Lean into your faith
Recently I opened up to a women in my church about how intensely I struggled with the fear of miscarriage during my pregnancy. She gave me a very wise piece of advice that I would like to share with all of you. The devil places fear in your heart to purposely take away your joy during pregnancy. This phrase really clicked for me. Remember, God chose you to carry this baby. He knew that there would be no better mother for that child than you. God never gives us anything more than we can handle. So, lean into Him during this time. Give those fears to Him and allow Him to wash them away. Pray everyday for yourself, a healthy pregnancy, and that sweet baby inside of you. Let go and let God.

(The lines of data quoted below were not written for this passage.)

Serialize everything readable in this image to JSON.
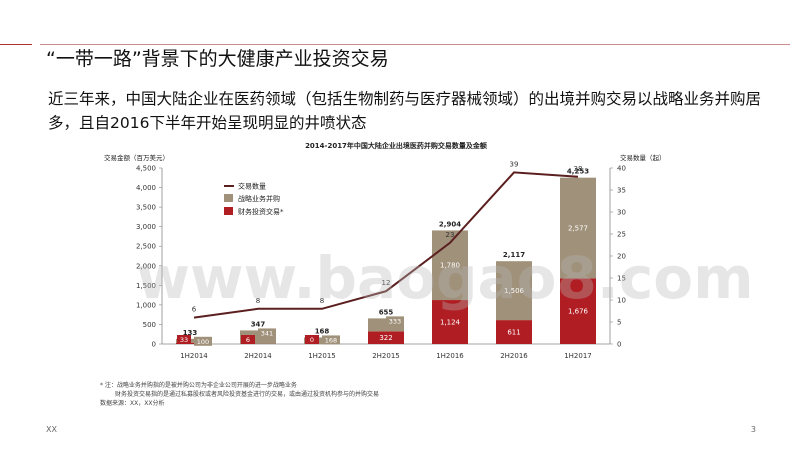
{
  "slide": {
    "title": "“一带一路”背景下的大健康产业投资交易",
    "body": "近三年来，中国大陆企业在医药领域（包括生物制药与医疗器械领域）的出境并购交易以战略业务并购居多，且自2016下半年开始呈现明显的井喷状态",
    "footnote_1": "* 注：战略业务并购指的是被并购公司为非企业公司开展的进一步战略业务",
    "footnote_2": "财务投资交易指的是通过私募股权或者风险投资基金进行的交易，或由通过投资机构参与的并购交易",
    "source": "数据来源：XX，XX分析",
    "footer_left": "XX",
    "page_number": "3",
    "watermark": "www.baogao8.com"
  },
  "colors": {
    "strategic": "#a0917a",
    "financial": "#b01e23",
    "line": "#5b1f1f",
    "accent": "#b0302f"
  },
  "chart_data": {
    "type": "bar",
    "title": "2014-2017年中国大陆企业出境医药并购交易数量及金额",
    "ylabel_left": "交易金额（百万美元）",
    "ylabel_right": "交易数量（起）",
    "categories": [
      "1H2014",
      "2H2014",
      "1H2015",
      "2H2015",
      "1H2016",
      "2H2016",
      "1H2017"
    ],
    "ylim_left": [
      0,
      4500
    ],
    "yticks_left": [
      0,
      500,
      1000,
      1500,
      2000,
      2500,
      3000,
      3500,
      4000,
      4500
    ],
    "ylim_right": [
      0,
      40
    ],
    "yticks_right": [
      0,
      5,
      10,
      15,
      20,
      25,
      30,
      35,
      40
    ],
    "legend_position": "top-left",
    "stacked": true,
    "series": [
      {
        "name": "财务投资交易*",
        "key": "financial",
        "values": [
          33,
          6,
          0,
          322,
          1124,
          611,
          1676
        ]
      },
      {
        "name": "战略业务并购",
        "key": "strategic",
        "values": [
          100,
          341,
          168,
          333,
          1780,
          1506,
          2577
        ]
      }
    ],
    "bar_labels_financial": [
      "33",
      "6",
      "0",
      "322",
      "1,124",
      "611",
      "1,676"
    ],
    "bar_labels_strategic": [
      "100",
      "341",
      "168",
      "333",
      "1,780",
      "1,506",
      "2,577"
    ],
    "totals": [
      "133",
      "347",
      "168",
      "655",
      "2,904",
      "2,117",
      "4,253"
    ],
    "line_series": {
      "name": "交易数量",
      "values": [
        6,
        8,
        8,
        12,
        23,
        39,
        38
      ]
    }
  }
}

Cast your cares on the Lord and He will sustain you; He will never let the righteous be shaken. Psalm 55: 22
Confide in family or friends
One of the best things I did for myself during my pregnancy was to open up to family and close friends. I was so scared of losing my baby that I didn’t want to tell anyone about the pregnancy. However, when I finally did I felt a sense of relief wash over me. I realized that even if I did lose my baby that I wouldn’t want to suffer through that alone. I would need my family by my side during that time.
You may not be as open as I am and that’s okay. However, if you are comfortable sharing the news I highly recommend it. It’s amazing what having a strong support system around you can do. They were able to build me up, comfort me, and keep me focused on the good. I don’t think I would have been able to overcome my fears without my husband, my family, and my friends.
Keep a journal
I’m a huge fan of journaling. It’s amazing what putting your thoughts on paper can do for your soul. If you are struggling with the fear of miscarriage put those fears down on paper. This will help you process the emotions that you are feeling. It will also help you get those fears out of your head. Don’t just limit your journaling to your fears. Use this to process all of your thoughts and emotions during your pregnancy. Trust me, there will be a lot. One day you be thankful you recorded this time of your life. Your journal will be an excellent place for you to refer back to to remember this special time.
Allow yourself to bond
All to often fear causes us to retreat. It’s natural for fear to make you want to avoid bonding with your baby. Many women feel like it will be less painful if loss occurs. However, I recommend doing the exact opposite. You bond with your little baby until your heart is content. Spend your evenings reading to your belly. Go out and buy a sweet outfit to hang in their closet. Allow yourself to daydream about names and nursery decor. I know first hand how terrifying it is to open your heart up to the pain. However, that baby inside of you will be your child whether you have a miscarriage or not. You will always be a mother. So, don’t ever hesitate from opening your heart up to them.